Kapalıdan maç seyredenler, önümüzdeki maç tavana baksınlar. Sıvalar dökülmüş, çürüyen paslı demirler gözüküyor. En ufak bir sallantıda çatı düşecek gibi. Marshall'in kendi tarih olmuş, yazısı hala duruyor. Bir Nonda'yı da almayıp, o parayıda bize harcasanız olmaz. Biz keriziz, sidik göllü tuvaletli, pis kırık plastik oturaklı tribünlere geliriz nasıl olsa.


Bu gördüklerimiz, aşağıda kim bilir neler var. Gerçi ben oraları da gördüm, soyunma odası tavanları pis su boruları, teneke kapılar, soyunma odasından tünele kadar 3 günlük yol. Sen kalk Dünya'nın en büyük hocalarından birini getir, burası bizim ev diye ağırla. İddiaya girerim, önce stadyumu gezseler, buraya ne bir büyük futbolcu, ne bir büyük hoca gelir.


Benden bu kadar, ben çok kahrını çektim bu stadın. Bu stad yeni Ali Sami Yen Stadıdır. Biz en eski, en beter hallerini de gördüğümüzden ahkam kesebiliriz. İnanın daha kötü. Taraftarı müşteri görmece, adam yerine koymamaca, çapulcu muamelesi yapmaca devam ediyor. Göz görmeyince gönül katlanıyor. Ne stadlar gördüğüm için, mukayese yapıyorum. Bu büyük camiaya, bu büyük takıma bu stad yakışmıyor. 10 sene daha yeni stadyuma geçmemeye razıyım. Şu stad bir bilenin elinde olsa, kimse yeni yere geçmek dahi istemez.
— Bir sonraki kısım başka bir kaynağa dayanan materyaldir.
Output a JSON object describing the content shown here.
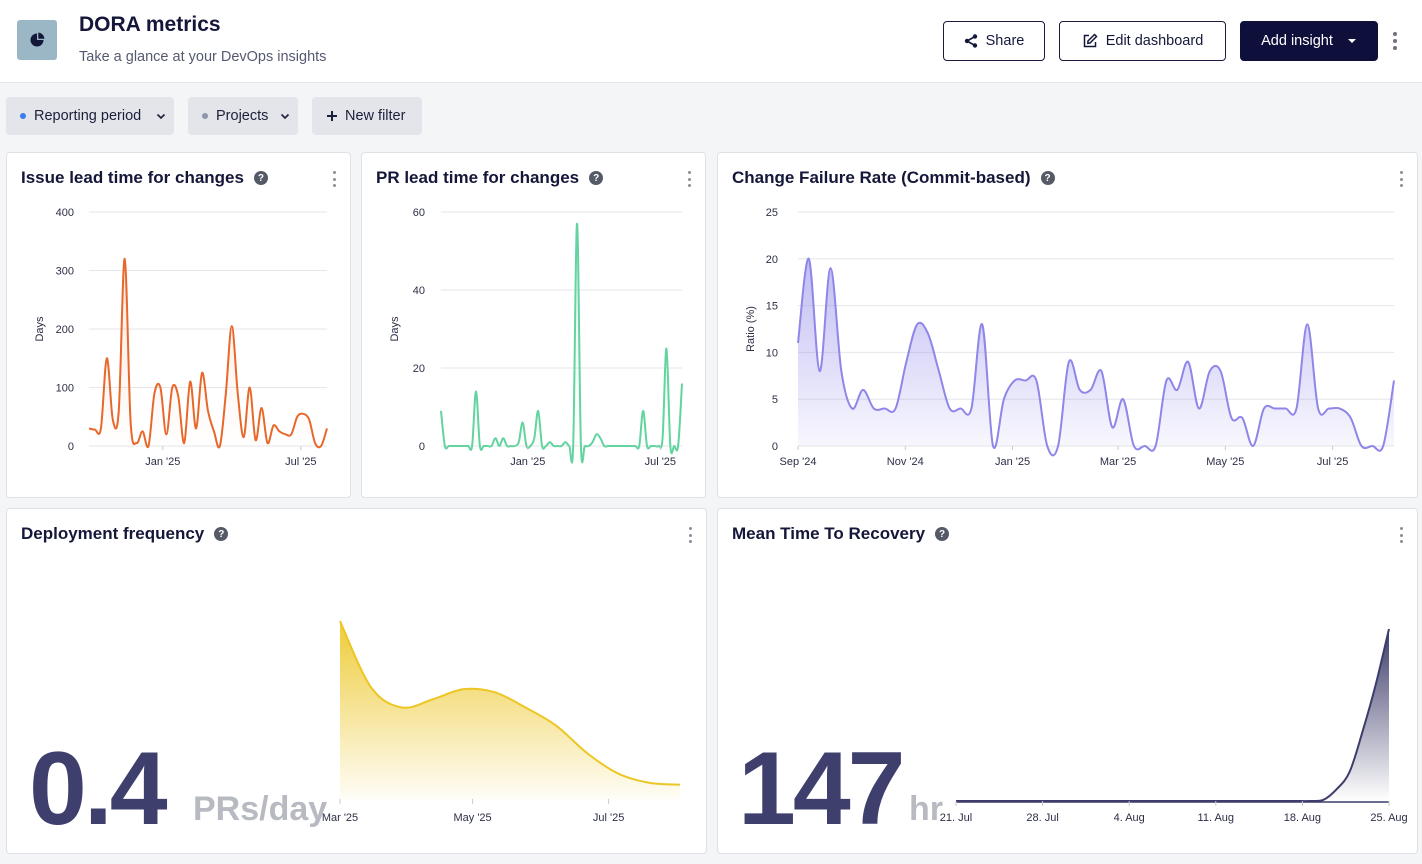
{
  "header": {
    "title": "DORA metrics",
    "subtitle": "Take a glance at your DevOps insights",
    "share_label": "Share",
    "edit_label": "Edit dashboard",
    "add_label": "Add insight"
  },
  "filters": [
    {
      "label": "Reporting period",
      "dot_color": "#3d7bf0"
    },
    {
      "label": "Projects",
      "dot_color": "#8f96a8"
    },
    {
      "label": "New filter"
    }
  ],
  "cards": {
    "issue_lead": {
      "title": "Issue lead time for changes"
    },
    "pr_lead": {
      "title": "PR lead time for changes"
    },
    "cfr": {
      "title": "Change Failure Rate (Commit-based)"
    },
    "deploy": {
      "title": "Deployment frequency",
      "value": "0.4",
      "unit": "PRs/day"
    },
    "mttr": {
      "title": "Mean Time To Recovery",
      "value": "147",
      "unit": "hr"
    }
  },
  "chart_data": [
    {
      "id": "issue_lead",
      "type": "area",
      "color": "#e8672a",
      "ylabel": "Days",
      "ylim": [
        0,
        400
      ],
      "yticks": [
        0,
        100,
        200,
        300,
        400
      ],
      "xticks": [
        {
          "label": "Jan '25",
          "t": 0.31
        },
        {
          "label": "Jul '25",
          "t": 0.89
        }
      ],
      "values": [
        30,
        28,
        30,
        150,
        45,
        60,
        320,
        40,
        5,
        25,
        0,
        90,
        100,
        20,
        100,
        85,
        5,
        110,
        30,
        125,
        60,
        25,
        0,
        90,
        205,
        90,
        15,
        100,
        10,
        65,
        5,
        35,
        25,
        20,
        20,
        50,
        55,
        45,
        5,
        0,
        30
      ]
    },
    {
      "id": "pr_lead",
      "type": "area",
      "color": "#63d39f",
      "ylabel": "Days",
      "ylim": [
        0,
        60
      ],
      "yticks": [
        0,
        20,
        40,
        60
      ],
      "xticks": [
        {
          "label": "Jan '25",
          "t": 0.36
        },
        {
          "label": "Jul '25",
          "t": 0.91
        }
      ],
      "values": [
        9,
        0,
        0,
        0,
        0,
        0,
        0,
        0,
        0,
        14,
        0,
        0,
        0,
        0,
        2,
        0,
        2,
        0,
        0,
        0,
        1,
        6,
        0,
        0,
        2,
        9,
        0,
        0,
        1,
        0,
        0,
        0,
        1,
        0,
        0,
        57,
        0,
        0,
        0,
        1,
        3,
        2,
        0,
        0,
        0,
        0,
        0,
        0,
        0,
        0,
        0,
        0,
        9,
        0,
        0,
        0,
        0,
        2,
        25,
        0,
        0,
        0,
        16
      ]
    },
    {
      "id": "cfr",
      "type": "area",
      "color": "#8e86e8",
      "ylabel": "Ratio (%)",
      "ylim": [
        0,
        25
      ],
      "yticks": [
        0,
        5,
        10,
        15,
        20,
        25
      ],
      "xticks": [
        {
          "label": "Sep '24",
          "t": 0.0
        },
        {
          "label": "Nov '24",
          "t": 0.18
        },
        {
          "label": "Jan '25",
          "t": 0.36
        },
        {
          "label": "Mar '25",
          "t": 0.537
        },
        {
          "label": "May '25",
          "t": 0.717
        },
        {
          "label": "Jul '25",
          "t": 0.897
        }
      ],
      "values": [
        11,
        20,
        8,
        19,
        8,
        4,
        6,
        4,
        4,
        4,
        9,
        13,
        12,
        8,
        4,
        4,
        4,
        13,
        0,
        5,
        7,
        7,
        7,
        0,
        0,
        9,
        6,
        6,
        8,
        2,
        5,
        0,
        0,
        0,
        7,
        6,
        9,
        4,
        8,
        8,
        3,
        3,
        0,
        4,
        4,
        4,
        4,
        13,
        4,
        4,
        4,
        3,
        0,
        0,
        0,
        7
      ]
    },
    {
      "id": "deploy",
      "type": "area",
      "color": "#ecc624",
      "xticks": [
        {
          "label": "Mar '25",
          "t": 0.0
        },
        {
          "label": "May '25",
          "t": 0.39
        },
        {
          "label": "Jul '25",
          "t": 0.79
        }
      ],
      "values": [
        1.75,
        1.1,
        0.9,
        0.98,
        1.08,
        1.05,
        0.9,
        0.72,
        0.45,
        0.25,
        0.16,
        0.14
      ]
    },
    {
      "id": "mttr",
      "type": "area",
      "color": "#3d3d6b",
      "xticks": [
        {
          "label": "21. Jul",
          "t": 0.0
        },
        {
          "label": "28. Jul",
          "t": 0.2
        },
        {
          "label": "4. Aug",
          "t": 0.4
        },
        {
          "label": "11. Aug",
          "t": 0.6
        },
        {
          "label": "18. Aug",
          "t": 0.8
        },
        {
          "label": "25. Aug",
          "t": 1.0
        }
      ],
      "values": [
        0,
        0,
        0,
        0,
        0,
        0,
        0,
        0,
        0,
        0,
        0,
        0,
        0,
        0,
        0,
        0,
        0,
        0,
        0,
        0,
        0,
        0,
        0,
        0,
        0,
        0,
        0,
        0,
        1,
        10,
        25,
        60,
        100,
        147
      ]
    }
  ]
}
Benim bu sene taraftarlığım, Surinam'lıyı ve Arda Turan'ı seyretmekle sınırlıdır. Yoruldum, her maça gidip, hatta el verirse antrenmalara bile gidip doya doya onları seyretmek ve bir büyük şampiyonlukla noktalamak istiyorum. Çok sıkıldım bu işlerden artık. Tugay bile taraftarı yaraladıktan sonra, her şey boş.

4 yorum:

aksilaz dedi ki...

Abi bu sene kombine almamamın tek nedeni bu staddır. Yeni açık Vip diye saçma sapan bir şey yapmışlar tv den görünce para verenlere üzüldüm. Yıllarca stad diye ahıra gittik ama hiç bir iyileştirme olmadı. Boklu dere dtadını begenmedık ama bu konuda bizi geçtiler ve bizi yönetenler su stad işini ellerine yüzlerine bulaştırdılar. Bu kadar zormu ya bi stad yapmak. Eve gelene kadar binbir türlü zahmet cekiyorum maçtan sonra. Düşündüm ve degmeyecegini anladım. Takımım hala cok seviyorum ama yöneticilerimizi istemiyorum.

halk dedi ki...

abi gayet sağlam yazmışsın bütün sıkıntıları,

yeni açık alt ile üst'ün hatta eski açığın aynı fiyat olması organizasyon yetersizliğini, stadı yönetenlerin bilgisizliğini anlatıyor. stadı baştan sona geziyotlar mı şüpheliyim.

Nazmi Hasdemir dedi ki...

mehmet abi, kapalının en büyük kumandanıydı. Peygamber hüseyinle beraber başlamıştı hikaye. peygamber öldü, mehmet ckm önündeki arabada bardakta mısır satıyordu 2 hafta öncesine kadar. şimdi orada da yok, sürünüyor.

Futbolitika dedi ki...

Yeni Açıktan "Kapalı şaşırma eski açığı dinle"yi duyduysak hep birlikte intihar etmenin vakti gelmiştir.